Anonymous Monk has asked for the wisdom of the Perl Monks concerning the following question:
Dear Perl-Monks,
a month ago I didn't even know that there is a language called Perl (except for some dubious notes from fellow people that shared obscufated code snipplets for the enjoyment of us from Java-island).
Anyway... right now I'm in the middle of it, slowly finding my way around. But right now, there is a riddle I can't solve.
First: I heard of the module I should use to parse html-files, and I might use it n future, but right now - as the title suggests - I have a regex, that snatch stuff out of a html-file. And for reasons I can't determine, it just find the very last possible match.
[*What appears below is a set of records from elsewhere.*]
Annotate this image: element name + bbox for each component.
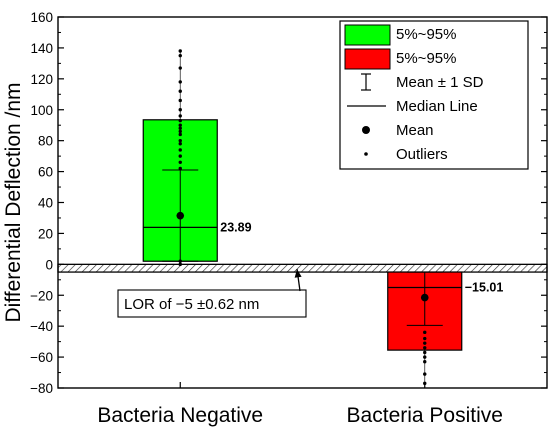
y-tick-label: 140 — [30, 41, 53, 56]
data-point — [178, 118, 182, 123]
y-tick-label: 120 — [30, 72, 53, 87]
data-point — [423, 341, 427, 345]
data-point — [178, 160, 182, 165]
box-group-1: 23.89 — [142, 49, 252, 267]
data-point — [178, 129, 182, 134]
y-tick-label: 0 — [45, 257, 53, 272]
data-point — [178, 53, 182, 58]
y-axis-label: Differential Deflection /nm — [2, 82, 25, 322]
median-value-label: 23.89 — [220, 220, 251, 234]
data-point — [178, 80, 182, 84]
data-point — [423, 372, 427, 376]
y-tick-label: 40 — [38, 196, 53, 211]
data-point — [178, 108, 182, 112]
data-point — [178, 114, 182, 118]
x-category-label: Bacteria Positive — [347, 404, 503, 427]
legend-mean-dot — [362, 126, 370, 134]
legend-label: Median Line — [396, 98, 478, 115]
legend-label: Mean ± 1 SD — [396, 74, 484, 91]
legend-label: Outliers — [396, 146, 448, 163]
annotation-layer: LOR of −5 ±0.62 nm — [117, 268, 307, 318]
mean-marker — [176, 211, 185, 220]
legend-label: 5%~95% — [396, 26, 456, 43]
data-point — [178, 166, 182, 171]
lor-annotation-text: LOR of −5 ±0.62 nm — [124, 296, 259, 313]
y-tick-label: 100 — [30, 103, 53, 118]
data-point — [178, 66, 182, 70]
lor-annotation-box — [117, 289, 307, 318]
box-group-2: −15.01 — [387, 271, 504, 386]
data-point — [423, 336, 427, 341]
y-tick-label: −40 — [30, 319, 53, 334]
legend-label: 5%~95% — [396, 50, 456, 67]
mean-marker — [420, 293, 429, 302]
legend-outlier-dot — [364, 152, 368, 156]
data-point — [178, 154, 182, 158]
legend: 5%~95% 5%~95% Mean ± 1 SD Median Line Mean Ou… — [339, 20, 529, 170]
data-point — [178, 262, 182, 267]
legend-swatch — [344, 24, 391, 46]
data-point — [178, 98, 182, 103]
data-point — [178, 142, 182, 146]
y-tick-label: 80 — [38, 134, 53, 149]
data-point — [178, 49, 182, 53]
lor-band — [57, 263, 548, 273]
data-point — [178, 138, 182, 143]
data-point — [178, 148, 182, 152]
legend-swatch — [344, 48, 391, 70]
lor-arrow-head — [294, 269, 302, 278]
legend-label: Mean — [396, 122, 434, 139]
y-tick-label: 160 — [30, 10, 53, 25]
boxes-layer: 23.89 −15.01 — [142, 49, 504, 386]
data-point — [178, 259, 182, 263]
y-tick-label: 60 — [38, 165, 53, 180]
y-tick-label: 20 — [38, 226, 53, 241]
data-point — [423, 346, 427, 350]
data-point — [423, 330, 427, 335]
data-point — [423, 355, 427, 359]
y-tick-label: −80 — [30, 381, 53, 396]
legend-frame — [339, 20, 529, 170]
axes-layer: 160 140 120 100 80 60 40 20 0 −20 −40 −60 −80 Bacteri… — [2, 10, 548, 427]
x-category-label: Bacteria Negative — [97, 404, 263, 427]
y-tick-label: −60 — [30, 350, 53, 365]
data-point — [423, 360, 427, 364]
data-point — [178, 89, 182, 93]
median-value-label: −15.01 — [465, 281, 504, 295]
data-point — [178, 123, 182, 127]
data-point — [178, 126, 182, 130]
data-point — [423, 350, 427, 355]
y-tick-label: −20 — [30, 288, 53, 303]
lor-band-layer — [57, 263, 548, 273]
data-point — [178, 132, 182, 137]
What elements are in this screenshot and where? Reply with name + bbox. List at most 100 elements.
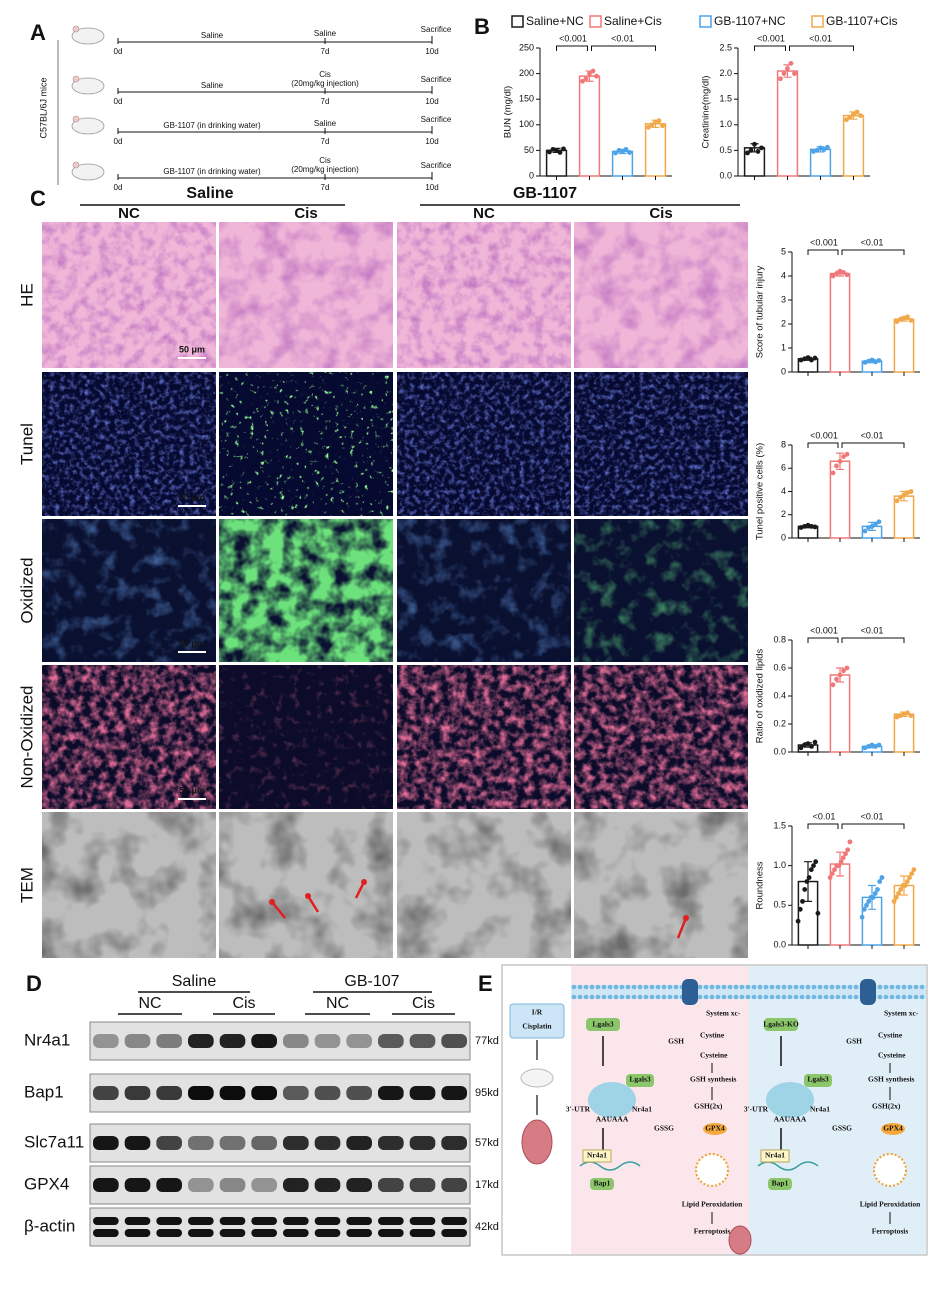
time-label: 0d (114, 47, 123, 56)
data-point (908, 318, 914, 323)
column-title: NC (326, 995, 349, 1012)
arrow-head (683, 915, 689, 921)
lipid-head (901, 994, 907, 1000)
bracket (841, 823, 905, 829)
band (409, 1178, 436, 1192)
protein: Lgals3 (807, 1075, 829, 1084)
data-point (869, 523, 875, 529)
y-axis-title: Tunel positive cells (%) (755, 443, 766, 540)
lipid-head (697, 994, 703, 1000)
lipid-head (793, 984, 799, 990)
band (124, 1217, 151, 1225)
lipid-head (889, 994, 895, 1000)
y-tick-label: 50 (524, 145, 534, 155)
micrograph-texture (42, 372, 216, 516)
y-tick-label: 2 (781, 509, 786, 519)
scale-bar-label: 50 μm (179, 492, 205, 502)
data-point (613, 150, 618, 156)
micrograph-texture (42, 665, 216, 809)
lipid-head (775, 984, 781, 990)
process: Lipid Peroxidation (860, 1200, 921, 1209)
y-axis-title: Score of tubular injury (755, 266, 766, 359)
lipid-head (919, 994, 925, 1000)
lipid-head (571, 984, 577, 990)
size-label: 17kd (475, 1179, 499, 1191)
band (93, 1034, 119, 1048)
lipid-head (709, 984, 715, 990)
metabolite: Cysteine (700, 1051, 728, 1060)
gene: Lgals3 (592, 1020, 614, 1029)
micrograph-texture (574, 812, 748, 958)
band (409, 1229, 436, 1237)
y-tick-label: 0.0 (719, 170, 732, 180)
metabolite: GSSG (832, 1124, 852, 1133)
band (93, 1136, 119, 1150)
band (219, 1034, 246, 1048)
data-point (580, 78, 585, 84)
data-point (832, 867, 837, 873)
band (378, 1034, 404, 1048)
band (219, 1217, 246, 1225)
endpoint: Sacrifice (421, 115, 452, 124)
mouse-ear (72, 161, 80, 169)
lipid-head (643, 994, 649, 1000)
lipid-head (745, 984, 751, 990)
scale-bar-label: 50 μm (179, 785, 205, 795)
data-point (841, 454, 846, 460)
bar (893, 713, 915, 753)
lipid-head (775, 994, 781, 1000)
legend-label: Saline+Cis (604, 14, 662, 28)
band (314, 1136, 341, 1150)
data-point (847, 839, 853, 845)
lipid-head (895, 984, 901, 990)
lipid-head (757, 984, 763, 990)
band (156, 1217, 182, 1225)
data-point (866, 898, 872, 904)
rna-label: 3'-UTR (566, 1105, 591, 1114)
lipid-head (811, 994, 817, 1000)
data-point (844, 451, 850, 457)
protein-box (804, 1074, 832, 1087)
regimen: Saline (201, 81, 224, 90)
column-title: NC (473, 205, 495, 222)
data-point (876, 519, 882, 525)
legend-swatch (699, 15, 712, 28)
data-point (858, 113, 863, 118)
column-title: NC (138, 995, 161, 1012)
target: Bap1 (594, 1179, 611, 1188)
target-box (768, 1178, 792, 1190)
band (378, 1178, 404, 1192)
y-tick-label: 0.0 (773, 746, 786, 756)
metabolite: GSH(2x) (694, 1102, 723, 1111)
blot (89, 1123, 471, 1163)
mouse-icon (71, 117, 105, 135)
micrograph-texture (574, 372, 748, 516)
data-point (830, 273, 836, 279)
band (188, 1178, 214, 1192)
column-title: Cis (232, 995, 255, 1012)
bar (776, 70, 799, 177)
lipid-head (661, 984, 667, 990)
band (219, 1229, 246, 1237)
data-point (656, 118, 662, 124)
micrograph-texture (397, 812, 571, 958)
bracket (789, 45, 854, 51)
y-tick-label: 4 (781, 486, 786, 496)
blot (89, 1073, 471, 1113)
band (441, 1229, 467, 1237)
metabolite: Cystine (878, 1031, 903, 1040)
data-point (561, 146, 566, 152)
lipid-head (799, 984, 805, 990)
column-title: Cis (649, 205, 672, 222)
lipid-head (607, 984, 613, 990)
data-point (836, 863, 842, 869)
data-point (812, 355, 818, 361)
band (93, 1178, 119, 1192)
bar (893, 318, 915, 373)
bracket (807, 249, 839, 255)
band (346, 1034, 372, 1048)
arrow-head (305, 893, 311, 899)
lipid-head (601, 984, 607, 990)
time-label: 10d (425, 97, 438, 106)
lipid-head (601, 994, 607, 1000)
So... the html-file does look like this:
<TR> <TD></TD> <TD CLASS='statusOdd'><TABLE BORDER=0 WIDTH='100%' CELLSPACING=0 CELLP +ADDING=0><TR><TD ALIGN=LEFT><TABLE BORDER=0 CELLSPACING=0 CELLPADDING +=0> <TR> <TD ALIGN=LEFT valign=center CLASS='statusOdd'><A HREF='extinfo.cgi?re +questWithPrivateInformations'>Description</A></TD></TR> </TABLE> </TD> <TD ALIGN=RIGHT CLASS='statusOdd'> <TABLE BORDER=0 cellspacing=0 cellpadding=0> <TR> </TR> </TABLE> </TD> </TR></TABLE></TD> <TD CLASS='statusOK'>OK</TD> <TD CLASS='statusOdd' nowrap>2015-05-17 01:59:48</TD> <TD CLASS='statusOdd' nowrap>145d 19h 53m 11s</TD> <TD CLASS='statusOdd'>1/4</TD> <TD CLASS='statusOdd' valign='center'>something that shoudn't be publi +shed in the Internet;</TD> </TR>
Beware, that the table that shines though this snipplet contains a lot of similiar tag-constructs (about 50 table-lines, which I all want in that array you see in the next code-segment). Some of the readers might have heard of Nagios (well, actually I think most might use it too), and yes, thats a state-information. I made the information obscure to protect the affected customers dates, so don't ponder about the nonsense you see there.
and thats the Regex I use to get pieces of information out of it:
my @superContainer; while($longline =~ /<TD ALIGN=LEFT.+extinfo.cgi.+'>(.+)<\/A.+'status.+ +>(.+)<\/TD.+nowrap>(.+)<\/TD.+nowrap>(.+s)<\/TD>.+'>(\d\/\d)<\/TD>.+' +>(.+)<\/TD>*?/g){ my @subContainer = ($1, $2, $3, $4, $5, $6); push @superContainer, \@subContainer }
Ah... no line-recognition? That's okay, because (you don't see this) I placed the whole .html file in a single line string to avoid... happenings that might happen if you have line-terminations in your source. The whole html-file - one $longline.
used with the whole file that Nagios send over, I will get exaclty ONE match, which is the very last occurence. I tried this with something that looked like "aaaa bbbb ccc aa bbbb cc dd aaa cc dd" and used a similiar RegEx to snatch all... well, in short, this: /(a+).+(a+)/ And it did what I expected: providing $1 ... $n with the As inside, even for multible possible matches.
Hm... one thing - I added /regex/gc to my construct, but that didn't do anything. In fact, most of the answers the internet had (*? at the and, or the beginning, some letters behind //, more and MORE brackets) didn't change my result: only the very last match will be recognized.
In the debugger, i will get something like this at the end when I ask for x @superContainer:
but where are the other 49 matches? *cry*0 ARRAY(0x1e2b628) 0 'Description' 1 'OK' 2 '2015-05-17 01:59:48' 3 '145d 19h 53m 11s' 4 '1/4' 5 'something that shoudn't be published in the Internet;'
Can someone please provide this humble person with an explanation, how to tell the RegEx to find ALL of these matches that are in this file?
Greetings someone that might register himself in near future
|
|---|